As the world’s leaders head to New York for their annual gathering at the United Nations General Assembly, much of the world’s attention will be focused on the bloodletting in Syria and the ongoing stalemate that has prevented the world body from taking collective action. While Lakhdar Brahimi’s mission on behalf of the U.N. Security Council and the Arab League to facilitate peace is admirable, he inherits a mandate that utterly failed, and conditions for peace have only gotten worse.
Despite the Assad regime’s efforts to block and manipulate information about the conflict, we have reliable information that tells us he will go to the mat to outlast his opponents, both armed and unarmed. From the stream of refugees crossing borders into Turkey and Jordan, brave journalists who are risking their lives on the frontlines, everyday citizens armed with nothing more than a cellphone and a Skype connection, and U.N. monitors deployed to the field, the evidence is clear that civil war has been declared, and civilians are caught on the crossfire. The outcome of that war, it appears, will depend on which side is able to force a settlement that results in either the departure of Assad, or his retention of power for years to come. Hopes are dim, however, that the U.N. Security Council will do much given the continued intransigence of Russia and China and ambivalence of rising democracies like Brazil and India.
One U.N. body that appears to be doing the job it’s supposed to do on Syria is the Human Rights Council. From the outbreak of the conflict in March 2011, the Council’s members have decided to shine a spotlight on the human rights violations underway in Syria. It has convened multiple special sessions examining the situation and appointed a special commission of inquiry, led by Brazilian human rights expert Paulo Sérgio Pinheiro, to scrutinize the available information and assign responsibility.
The commission’s latest report (PDF), which will be debated at the next Human Rights Council session on Sept. 17, concluded that the Syrian government, as a matter of state policy, has perpetrated war crimes and crimes against humanity, including murder, extrajudicial killings and torture, gross violations of human rights and sexual violence. The report also found that more brutal tactics and new military capabilities have been employed in recent months by both government forces and armed opposition groups. While rebel forces have also allegedly committed war crimes, including murder and torture, the commission observed that these violations are not of the same gravity, frequency and scale as those committed by government forces and its militia, the Shabbiha. A confidential list of individuals and units believed to be responsible for these crimes will be submitted to High Commissioner for Human Rights Navi Pillay later this month. This in turn will create pressure on the Security Council to refer the matter to the International Criminal Court.

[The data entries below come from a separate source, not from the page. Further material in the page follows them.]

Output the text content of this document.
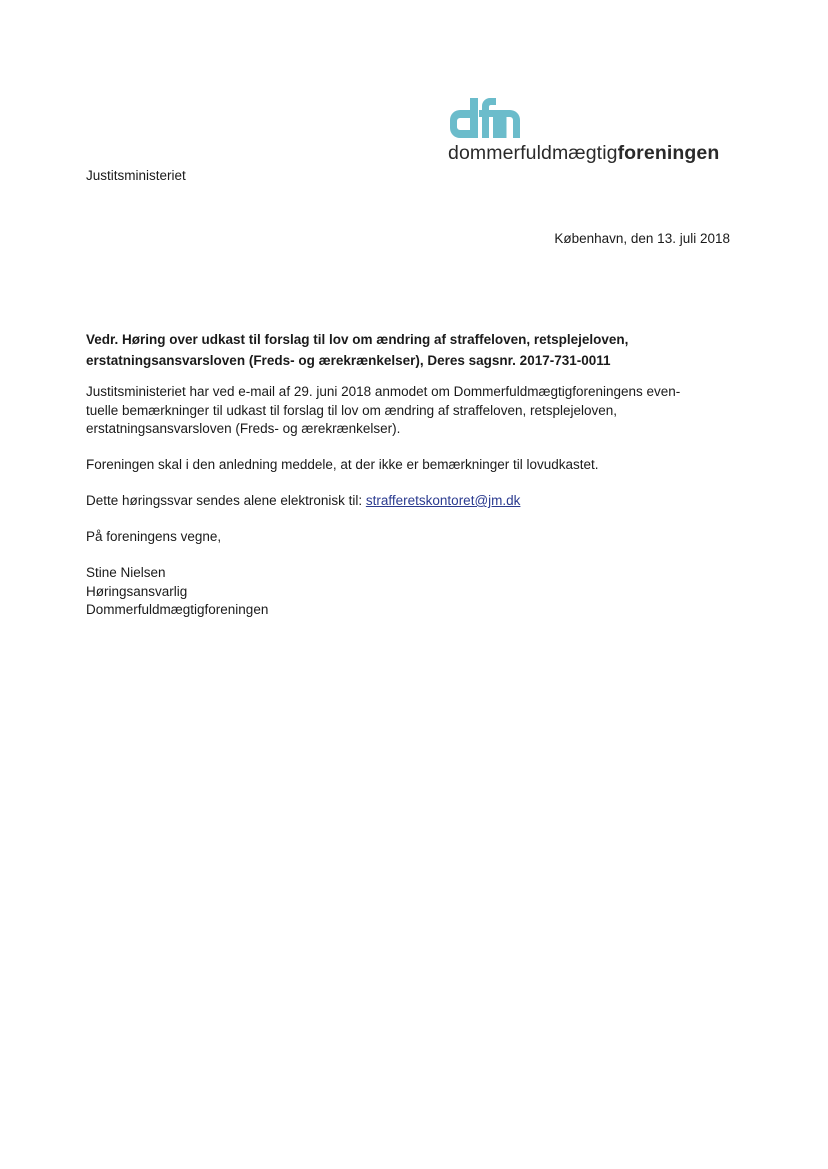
dommerfuldmægtigforeningen
Justitsministeriet
København, den 13. juli 2018
Vedr. Høring over udkast til forslag til lov om ændring af straffeloven, retsplejeloven,
erstatningsansvarsloven (Freds- og ærekrænkelser), Deres sagsnr. 2017-731-0011
Justitsministeriet har ved e-mail af 29. juni 2018 anmodet om Dommerfuldmægtigforeningens even-
tuelle bemærkninger til udkast til forslag til lov om ændring af straffeloven, retsplejeloven,
erstatningsansvarsloven (Freds- og ærekrænkelser).
Foreningen skal i den anledning meddele, at der ikke er bemærkninger til lovudkastet.
Dette høringssvar sendes alene elektronisk til: strafferetskontoret@jm.dk
På foreningens vegne,
Stine Nielsen
Høringsansvarlig
Dommerfuldmægtigforeningen
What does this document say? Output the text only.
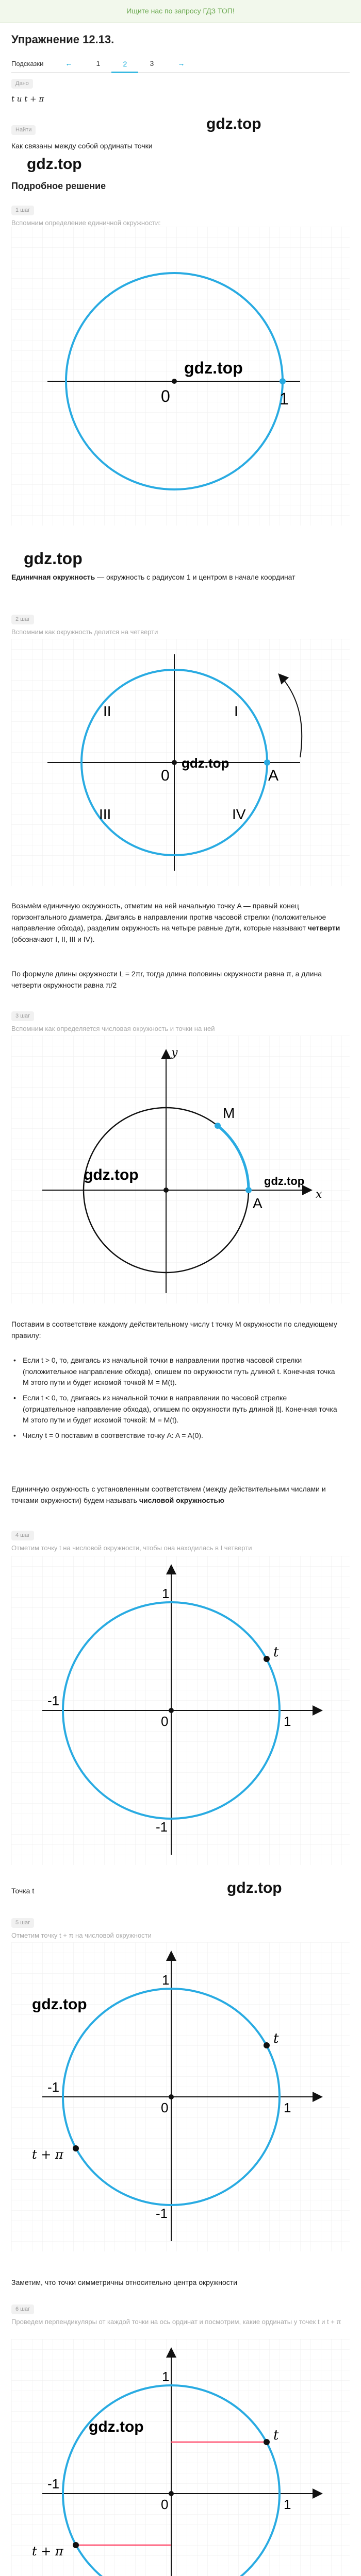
Ищите нас по запросу ГДЗ ТОП!
Упражнение 12.13.
Подсказки	←	1	2	3	→
Дано
t и t + π
gdz.top
Найти
Как связаны между собой ординаты точки
gdz.top
Подробное решение
1 шаг
Вспомним определение единичной окружности:
0	1
gdz.top
gdz.top
Единичная окружность — окружность с радиусом 1 и центром в начале координат
2 шаг
Вспомним как окружность делится на четверти
II	I
III	IV
0	A
gdz.top
Возьмём единичную окружность, отметим на ней начальную точку A — правый конец горизонтального диаметра. Двигаясь в направлении против часовой стрелки (положительное направление обхода), разделим окружность на четыре равные дуги, которые называют четверти (обозначают I, II, III и IV).
По формуле длины окружности L = 2πr, тогда длина половины окружности равна π, а длина четверти окружности равна π/2
3 шаг
Вспомним как определяется числовая окружность и точки на ней
M
A
x
y
gdz.top	gdz.top
Поставим в соответствие каждому действительному числу t точку M окружности по следующему правилу:
• Если t > 0, то, двигаясь из начальной точки в направлении против часовой стрелки (положительное направление обхода), опишем по окружности путь длиной t. Конечная точка M этого пути и будет искомой точкой M = M(t).
• Если t < 0, то, двигаясь из начальной точки в направлении по часовой стрелке (отрицательное направление обхода), опишем по окружности путь длиной |t|. Конечная точка M этого пути и будет искомой точкой: M = M(t).
• Числу t = 0 поставим в соответствие точку A: A = A(0).
Единичную окружность с установленным соответствием (между действительными числами и точками окружности) будем называть числовой окружностью
4 шаг
Отметим точку t на числовой окружности, чтобы она находилась в I четверти
t
0
1
1
-1
-1
Точка t	gdz.top
5 шаг
Отметим точку t + π на числовой окружности
t
t + π
0
1
1
-1
-1
gdz.top
Заметим, что точки симметричны относительно центра окружности
6 шаг
Проведем перпендикуляры от каждой точки на ось ординат и посмотрим, какие ординаты у точек t и t + π
t
t + π
0
1
1
-1
gdz.top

The Human Rights Council has taken up not only Syria, but other urgent cases as well. Its emergency session on Libya after Muammar Gaddafi signaled all-out war against civilians led immediately to its dismissal from the Council. It also helped establish the case for the Security Council’s invocation of the responsibility to protect doctrine, an important breakthrough in operationalizing a concept that has protection of civilians at its core. It has created special rapporteurs to investigate human rights abuses committed by the governments of Eritrea, Belarus and Iran. It is putting pressure on states to improve their records across a whole range of human rights issues including freedom of association, attacks against human rights defenders and rights for lesbians and gays. And its new mechanism to examine the human rights record of every U.N. member state is winning plaudits from activists from countries like Venezuela, Zimbabwe, India and Brazil, as I heard during meetings of the CIVICUS World Assembly in Montreal last week.
The Council is moving forward on addressing these matters even though difficult states like China and Russia are members of the Council. While some politicians like to seize on every opportunity to dismiss the Council in toto because of its mixed membership, the facts tell another story: that with determined leadership from the United States and other democracies, along with an organized global human rights community, greater dissemination of the Council’s work through the Internet, and the valuable contribution of the Council’s independent experts, human rights is rising on the agenda of the international community and leading to surprising, albeit slow, progress. That’s why I voted, on the recent Foreign Policy magazine survey of UN experts, for the Human Rights Council as the leading example of the Obama Administration’s success with its relations with the U.N.
We will know how the rest of the world feels about Washington’s role at the Human Rights Council on Nov. 17, when the U.N. elects members to the Council, a list that will not include, at least this year, states like Cuba, China and Sudan.
Come January, regardless of the state of affairs in Syria, we will also know if the United States will continue down the path of engaged, pro-active and effective relations with the United Nations, or set out on a different track of hostility, parsimony and withdrawal from the world body, as advocated by the likes of John Bolton and Ileana Ros-Lehtinen, close advisers and friends of Mitt Romney. The global movement for human rights hangs in the balance.